First, we study the relationship between sequence-level metrics and frame-level metrics. Specifically, we explore an extended multitask learning model to predict VAS from human-labeled AUs with the help of other sequence-level pain measurements during training. This model consists of two parts: a multitask learning neural network model to predict multidimensional pain scores, and an ensemble learning model to linearly combine the multidimensional pain scores to best approximate VAS. Starting from human-labeled AUs, the model outperforms provided human sequence-level estimates.

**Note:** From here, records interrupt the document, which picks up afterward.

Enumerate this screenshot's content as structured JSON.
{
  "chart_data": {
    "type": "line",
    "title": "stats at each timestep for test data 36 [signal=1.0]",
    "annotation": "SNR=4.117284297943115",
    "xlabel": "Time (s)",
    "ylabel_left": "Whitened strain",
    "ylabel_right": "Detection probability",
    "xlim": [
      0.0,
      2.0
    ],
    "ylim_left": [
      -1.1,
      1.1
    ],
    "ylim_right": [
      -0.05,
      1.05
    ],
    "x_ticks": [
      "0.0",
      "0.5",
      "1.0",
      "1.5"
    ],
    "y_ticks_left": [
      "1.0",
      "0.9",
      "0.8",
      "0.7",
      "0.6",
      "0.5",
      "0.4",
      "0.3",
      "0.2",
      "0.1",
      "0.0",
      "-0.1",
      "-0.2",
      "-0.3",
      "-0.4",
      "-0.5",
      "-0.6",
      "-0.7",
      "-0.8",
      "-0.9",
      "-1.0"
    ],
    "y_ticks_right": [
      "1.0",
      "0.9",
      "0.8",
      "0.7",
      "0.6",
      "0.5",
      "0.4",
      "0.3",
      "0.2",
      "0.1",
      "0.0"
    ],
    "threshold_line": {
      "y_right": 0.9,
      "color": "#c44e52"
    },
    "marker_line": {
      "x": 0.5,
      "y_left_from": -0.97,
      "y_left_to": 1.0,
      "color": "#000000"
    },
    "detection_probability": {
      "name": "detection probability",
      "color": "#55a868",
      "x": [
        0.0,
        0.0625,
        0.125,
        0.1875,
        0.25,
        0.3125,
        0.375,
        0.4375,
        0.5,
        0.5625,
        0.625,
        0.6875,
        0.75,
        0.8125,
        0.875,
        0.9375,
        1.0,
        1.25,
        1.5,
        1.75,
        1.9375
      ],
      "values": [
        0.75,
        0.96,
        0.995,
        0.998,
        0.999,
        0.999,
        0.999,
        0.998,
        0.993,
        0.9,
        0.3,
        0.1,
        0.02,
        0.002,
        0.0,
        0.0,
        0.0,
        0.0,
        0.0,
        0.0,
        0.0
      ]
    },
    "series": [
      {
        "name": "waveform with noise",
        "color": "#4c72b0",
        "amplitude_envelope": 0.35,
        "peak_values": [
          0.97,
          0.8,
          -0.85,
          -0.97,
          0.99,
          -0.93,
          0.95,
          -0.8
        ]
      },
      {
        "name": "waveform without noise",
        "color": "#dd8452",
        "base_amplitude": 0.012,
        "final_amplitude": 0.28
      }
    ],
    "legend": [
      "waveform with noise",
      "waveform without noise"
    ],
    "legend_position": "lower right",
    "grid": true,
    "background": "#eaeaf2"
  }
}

Secondly, we explore ways to learn sequence-level metrics based on frame-level automatically predicted AUs. We start with an AU prediction software called iMotions. We apply transfer learning by training another machine learning model to map iMotions AU codings to a subspace of manual AU codings to enable more robust pain recognition performance when only automatically coded AUs are available for the test data. We then learn our own AU prediction system which is a VGGFace neural network multitask learning model to predict AUs.
Thirdly, we propose to improve our model using individual models and uncertainty estimation. For a new test video, we jointly consider which individual models generalize well generally, and which individual models are more similar/accurate to this test video, in order to choose the optimal combination of individual models and get the best performance on new test videos. Our structure achieves state-of-the-art performance on two datasets.